Today's News & Commentary — September 17, 2015

Published September 17th, 2015 -  - 09.17.152


Two days after Governor Scott Walker announced his proposals to eliminate the NLRB and establish right-to-work nationwide, Democrats introduced their own bill yesterday, called the Workplace Action for a Growing Economy (WAGE) Act.  As Lydia DePillis reports in the Washington Post, the Act “adds hefty monetary penalties for violations of workers’ rights to collectively organize”; “provides for injunctions to force employers to quickly re-hire workers if they were fired unjustly”; and “allows workers to sue in federal court for damages and attorneys fees.”  The bill, developed with the AFL-CIO, seeks to address the union frustration with a system in which employers face little to no repercussions for intimidating or retaliating against workers who try to organize.  It has been almost 60 years since the National Labor Relations Act was amended, and the last attempt in 2009—the Employee Free Choice Act—was narrowly defeated.  Our own Professor Sachs suggests the WAGE Act may draw a larger base of support than the 2009 EFCA, since it is “about workers, not about unions.”  Nevertheless, the odds may be stacked against reform, and DePillis considers this bill’s passage an “improbable challenge.”

Missouri’s right-to-work bill failed in the legislature yesterday, keeping Missouri from becoming the 26th right-to-work state, according to the New York Times.  Republicans in the House were unable to override Governor Jay Nixon’s veto in a 96-63 vote keeping them 13 votes shy of the requisite two-thirds majority.  Governor Nixon called the legislature’s vote “bipartisan” and “a victory for workers, families and businesses here in Missouri and across the country.”

On Tuesday, 203 professors from 88 business schools nationwide signed and submitted a letter to Congress in support of the Family Act, Bloomberg reports.  The Family Act, which would provide partially paid time off for employees caring for a new baby or sick family member, hasn’t been gaining much ground in Congress, despite President Obama’s recent comments supporting the bill, and a few companies coming out to support it, including Patagonia, Eileen Fisher, and Google.  The professors explain their support for the bill, writing: “Sound business practices, data from other countries, our own research with employers, employees and organizations, and our experiences teaching the business leaders of tomorrow compel our conclusion.”  According to the Huffington Post, one group stands in staunch opposition: business lobbyists.

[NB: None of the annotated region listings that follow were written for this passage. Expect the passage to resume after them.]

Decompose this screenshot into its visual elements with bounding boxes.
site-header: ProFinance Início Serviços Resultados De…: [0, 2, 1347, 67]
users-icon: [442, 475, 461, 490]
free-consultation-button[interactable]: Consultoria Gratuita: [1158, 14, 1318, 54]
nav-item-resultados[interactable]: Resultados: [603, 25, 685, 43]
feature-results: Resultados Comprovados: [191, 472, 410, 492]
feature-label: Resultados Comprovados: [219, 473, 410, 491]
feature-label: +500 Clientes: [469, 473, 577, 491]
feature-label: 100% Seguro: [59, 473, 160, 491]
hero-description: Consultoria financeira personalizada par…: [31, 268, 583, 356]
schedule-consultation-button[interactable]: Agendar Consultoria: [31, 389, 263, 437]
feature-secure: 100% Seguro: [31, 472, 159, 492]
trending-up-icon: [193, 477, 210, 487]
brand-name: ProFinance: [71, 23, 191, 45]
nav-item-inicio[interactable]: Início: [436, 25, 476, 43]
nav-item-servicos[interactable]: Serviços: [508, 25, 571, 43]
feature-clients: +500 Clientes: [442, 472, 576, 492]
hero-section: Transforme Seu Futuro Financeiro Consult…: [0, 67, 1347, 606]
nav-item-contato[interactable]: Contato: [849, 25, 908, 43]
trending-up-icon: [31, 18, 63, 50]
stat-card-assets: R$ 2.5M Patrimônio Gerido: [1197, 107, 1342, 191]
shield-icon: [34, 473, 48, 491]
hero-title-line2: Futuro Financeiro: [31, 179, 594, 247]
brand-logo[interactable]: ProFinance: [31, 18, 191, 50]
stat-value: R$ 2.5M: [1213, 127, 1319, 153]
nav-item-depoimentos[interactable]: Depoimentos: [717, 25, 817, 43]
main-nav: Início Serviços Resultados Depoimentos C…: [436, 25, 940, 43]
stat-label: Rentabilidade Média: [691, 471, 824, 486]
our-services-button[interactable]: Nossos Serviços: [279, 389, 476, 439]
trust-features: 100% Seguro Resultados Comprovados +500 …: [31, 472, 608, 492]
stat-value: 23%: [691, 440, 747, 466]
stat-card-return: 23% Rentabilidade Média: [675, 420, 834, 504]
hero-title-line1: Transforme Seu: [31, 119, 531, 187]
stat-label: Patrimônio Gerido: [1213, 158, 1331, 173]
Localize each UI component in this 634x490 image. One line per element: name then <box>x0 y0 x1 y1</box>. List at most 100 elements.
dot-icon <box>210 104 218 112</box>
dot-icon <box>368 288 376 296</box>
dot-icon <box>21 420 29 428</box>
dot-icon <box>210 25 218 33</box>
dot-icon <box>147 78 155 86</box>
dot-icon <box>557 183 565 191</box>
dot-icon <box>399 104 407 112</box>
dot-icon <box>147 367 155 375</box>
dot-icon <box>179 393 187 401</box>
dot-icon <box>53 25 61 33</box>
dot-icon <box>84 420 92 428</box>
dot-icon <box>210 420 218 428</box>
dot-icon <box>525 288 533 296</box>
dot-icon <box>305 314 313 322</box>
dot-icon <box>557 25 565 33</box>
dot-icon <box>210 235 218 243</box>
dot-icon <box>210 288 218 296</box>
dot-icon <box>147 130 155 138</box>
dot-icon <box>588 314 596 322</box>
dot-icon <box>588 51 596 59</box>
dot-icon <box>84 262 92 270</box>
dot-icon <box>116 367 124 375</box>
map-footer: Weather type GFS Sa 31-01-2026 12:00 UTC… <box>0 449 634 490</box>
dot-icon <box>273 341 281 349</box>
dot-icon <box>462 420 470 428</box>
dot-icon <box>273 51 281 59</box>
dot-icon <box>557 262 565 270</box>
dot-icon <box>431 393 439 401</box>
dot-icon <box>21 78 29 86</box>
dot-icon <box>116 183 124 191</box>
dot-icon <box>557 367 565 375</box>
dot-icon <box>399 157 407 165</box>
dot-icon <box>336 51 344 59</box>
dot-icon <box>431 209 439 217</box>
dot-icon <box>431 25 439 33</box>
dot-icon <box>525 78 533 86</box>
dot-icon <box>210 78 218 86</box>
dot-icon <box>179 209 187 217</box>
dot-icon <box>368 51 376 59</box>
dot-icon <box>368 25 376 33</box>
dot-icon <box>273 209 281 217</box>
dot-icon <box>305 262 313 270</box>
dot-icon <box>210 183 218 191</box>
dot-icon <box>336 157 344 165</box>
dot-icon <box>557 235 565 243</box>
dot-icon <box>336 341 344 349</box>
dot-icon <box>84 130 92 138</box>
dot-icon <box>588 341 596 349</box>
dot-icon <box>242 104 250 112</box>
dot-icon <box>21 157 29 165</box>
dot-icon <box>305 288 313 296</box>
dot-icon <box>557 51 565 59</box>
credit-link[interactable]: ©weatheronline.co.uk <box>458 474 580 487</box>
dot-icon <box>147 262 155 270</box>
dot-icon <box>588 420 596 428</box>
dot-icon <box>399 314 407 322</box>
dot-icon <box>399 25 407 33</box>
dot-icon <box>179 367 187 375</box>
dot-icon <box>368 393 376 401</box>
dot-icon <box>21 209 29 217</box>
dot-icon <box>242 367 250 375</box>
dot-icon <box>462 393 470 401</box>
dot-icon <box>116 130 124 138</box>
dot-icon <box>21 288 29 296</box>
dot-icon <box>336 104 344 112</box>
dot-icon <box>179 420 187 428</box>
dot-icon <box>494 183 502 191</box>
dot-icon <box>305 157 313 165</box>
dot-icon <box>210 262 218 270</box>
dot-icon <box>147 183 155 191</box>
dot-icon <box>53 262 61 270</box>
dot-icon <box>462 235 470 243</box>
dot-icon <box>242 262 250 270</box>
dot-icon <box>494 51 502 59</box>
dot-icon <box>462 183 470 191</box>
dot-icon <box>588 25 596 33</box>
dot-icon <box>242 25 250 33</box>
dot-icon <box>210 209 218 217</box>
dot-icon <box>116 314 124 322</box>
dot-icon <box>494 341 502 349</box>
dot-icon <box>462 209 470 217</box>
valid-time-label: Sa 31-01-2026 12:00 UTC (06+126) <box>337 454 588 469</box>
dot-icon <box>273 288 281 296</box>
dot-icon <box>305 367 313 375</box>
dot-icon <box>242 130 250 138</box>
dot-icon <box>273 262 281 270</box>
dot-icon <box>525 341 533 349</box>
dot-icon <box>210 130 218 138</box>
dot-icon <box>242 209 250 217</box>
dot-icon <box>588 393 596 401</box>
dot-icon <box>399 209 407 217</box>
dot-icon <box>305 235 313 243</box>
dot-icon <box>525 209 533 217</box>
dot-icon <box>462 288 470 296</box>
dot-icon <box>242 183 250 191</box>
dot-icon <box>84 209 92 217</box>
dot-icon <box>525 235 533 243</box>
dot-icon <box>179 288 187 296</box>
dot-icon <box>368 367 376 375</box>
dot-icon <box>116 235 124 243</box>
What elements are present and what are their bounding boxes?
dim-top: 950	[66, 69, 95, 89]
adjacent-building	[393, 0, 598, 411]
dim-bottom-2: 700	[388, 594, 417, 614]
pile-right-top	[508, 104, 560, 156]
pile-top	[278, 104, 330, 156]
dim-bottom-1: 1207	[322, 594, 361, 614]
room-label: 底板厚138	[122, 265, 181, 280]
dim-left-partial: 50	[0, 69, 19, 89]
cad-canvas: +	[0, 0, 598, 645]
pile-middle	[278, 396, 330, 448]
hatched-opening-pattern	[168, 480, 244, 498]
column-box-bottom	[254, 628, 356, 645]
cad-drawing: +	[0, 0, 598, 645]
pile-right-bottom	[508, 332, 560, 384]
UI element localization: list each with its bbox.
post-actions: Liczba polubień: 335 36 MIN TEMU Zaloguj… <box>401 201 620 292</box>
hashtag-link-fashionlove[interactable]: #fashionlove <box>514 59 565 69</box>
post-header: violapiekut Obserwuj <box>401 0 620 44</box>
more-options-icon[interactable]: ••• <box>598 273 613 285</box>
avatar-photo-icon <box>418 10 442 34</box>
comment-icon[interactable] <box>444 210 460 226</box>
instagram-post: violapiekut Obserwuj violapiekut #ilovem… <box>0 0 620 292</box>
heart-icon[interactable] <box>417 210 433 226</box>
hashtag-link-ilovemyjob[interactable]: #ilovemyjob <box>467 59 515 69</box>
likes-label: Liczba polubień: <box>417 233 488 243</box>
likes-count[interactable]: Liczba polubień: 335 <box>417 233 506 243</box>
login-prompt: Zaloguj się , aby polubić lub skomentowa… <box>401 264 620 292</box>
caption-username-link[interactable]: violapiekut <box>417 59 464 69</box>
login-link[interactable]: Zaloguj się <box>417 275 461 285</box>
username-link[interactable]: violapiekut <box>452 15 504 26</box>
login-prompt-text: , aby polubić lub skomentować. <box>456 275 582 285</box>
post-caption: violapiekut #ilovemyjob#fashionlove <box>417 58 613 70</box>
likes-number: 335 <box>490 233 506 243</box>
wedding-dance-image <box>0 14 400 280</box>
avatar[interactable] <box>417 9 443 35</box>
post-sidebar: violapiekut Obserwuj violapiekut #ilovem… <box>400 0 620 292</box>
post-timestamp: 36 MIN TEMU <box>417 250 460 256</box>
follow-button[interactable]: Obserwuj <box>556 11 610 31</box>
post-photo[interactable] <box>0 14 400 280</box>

Even without the Family Act, tech companies are choosing to provide paid parental leave for their employees, and TIME Magazine discusses why that might be.  As the tech company workforce ages, the typical tech startup perks—free meals, games, nap pods, etc.—no longer seem as appealing as paid leave.  Now, some startups are skipping the games altogether.  For example, Cover, an app company in New York, doesn’t have ping-pong, but it does offer three months of paid parental leave, followed by a $1,000 per month stipend for those parents when they return to the company.  As small and large companies alike establish these policies, seeking to retain workers as well as increase diversity, the question will be whether they can actually establish a culture in which their employees will take advantage of the policies.

A group of Target pharmacy employees in Brooklyn voted to unionize yesterday, The Wall Street Journal reports.  The NLRB allowed the workers to vote; Target opposed, in light of its pending sale of its pharmacy division to CVS Health.  The pharmacy employees decided to seek union representation when they learned of the CVS sale, afraid of losing their jobs or seeing a decrease in wages.  This is the third time in Target’s history that workers have voted on joining a union, but the first time the vote has come out in favor of unionizing.  Target plans to appeal the NLRB’s decision to allow the vote.

In other Target news, according to Bloomberg, Target is offering Fitbit Zips to 335,000 of its employees.  This makes Target the most recent and largest of Fitbit’s corporate clients, who turn to Fitbit seeking to improve workers’ fitness and reduce healthcare costs.  According to Fitbit CEO James Park, corporate services are one of Fitbit’s fastest-growing areas.  Fitbit offers employers a dashboard where they can view employees’ activity data, including steps taken in a day, and employers often organize competitions for employees.